After watching Dual Survival and seeing Cory Lundin's website I wondered: Is he alone in this Native inspired survivalism or is he part of a larger trend?  I decided to google "survival school" and "primitive living" and stumbled upon some interesting websites:

I want you to pay attention to these three things when perusing the following sites:

1. Name of the School

2. Visual imagery and themes

3. Word choices, tone, and program philosophy

Also, remember the difference between primitive living skills and survival skills.  Brain tanning a deer hide and knapping a flint spear will probably not help you in a survival situation.  Then again some primitive skills such as snares or dead falls for catching food are effective survival skills.  But notice how these two distinct skill sets are taught at the same schools, blurring the lines between the two.
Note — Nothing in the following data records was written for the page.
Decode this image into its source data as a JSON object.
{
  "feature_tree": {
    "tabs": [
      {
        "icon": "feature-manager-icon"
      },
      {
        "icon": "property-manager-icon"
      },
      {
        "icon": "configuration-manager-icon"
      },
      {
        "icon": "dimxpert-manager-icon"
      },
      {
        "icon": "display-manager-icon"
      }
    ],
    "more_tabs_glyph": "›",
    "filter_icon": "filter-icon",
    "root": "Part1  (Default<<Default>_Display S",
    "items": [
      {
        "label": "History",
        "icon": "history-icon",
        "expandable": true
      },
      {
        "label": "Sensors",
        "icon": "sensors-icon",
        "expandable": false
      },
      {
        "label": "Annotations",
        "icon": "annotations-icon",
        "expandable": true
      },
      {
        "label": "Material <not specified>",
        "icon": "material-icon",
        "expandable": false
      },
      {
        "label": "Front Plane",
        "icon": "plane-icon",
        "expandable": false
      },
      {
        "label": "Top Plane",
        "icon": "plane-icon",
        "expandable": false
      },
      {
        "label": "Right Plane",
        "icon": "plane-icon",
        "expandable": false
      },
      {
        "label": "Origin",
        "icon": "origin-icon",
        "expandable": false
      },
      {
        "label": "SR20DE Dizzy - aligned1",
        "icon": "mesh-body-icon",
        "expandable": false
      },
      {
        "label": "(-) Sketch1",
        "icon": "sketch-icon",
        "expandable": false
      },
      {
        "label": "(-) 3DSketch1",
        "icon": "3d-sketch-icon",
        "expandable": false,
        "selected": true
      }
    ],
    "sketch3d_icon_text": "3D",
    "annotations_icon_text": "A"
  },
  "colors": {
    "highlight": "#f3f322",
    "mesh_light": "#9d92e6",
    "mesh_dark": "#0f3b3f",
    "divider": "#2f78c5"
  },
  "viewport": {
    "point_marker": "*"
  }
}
I have included a little commentary and direct quotations from the websites:

Boulder Outdoor Survival School

"BOSS instructors bring to their courses a diverse background of personal experiences with traditional culture... BOSS staff have lived and learned from the Native peoples, not to mention the knowledge gained from North America's heritage of native tribes and nations."

Notice the pictograph artwork on the main page.

Midwest Native Skills Institute

"You will feel empowered as you learn to make fire by rubbing 2 sticks together, make a meal from the plants you find, and how to set snares or traps for food."

Anake Outdoor School

"Our wilderness education courses draw on traditions from indigenous cultures world-wide, emphasizing nature as teacher, routines to enhance awareness, storytelling, self-motivated learning, and tracking as an interpretive tool."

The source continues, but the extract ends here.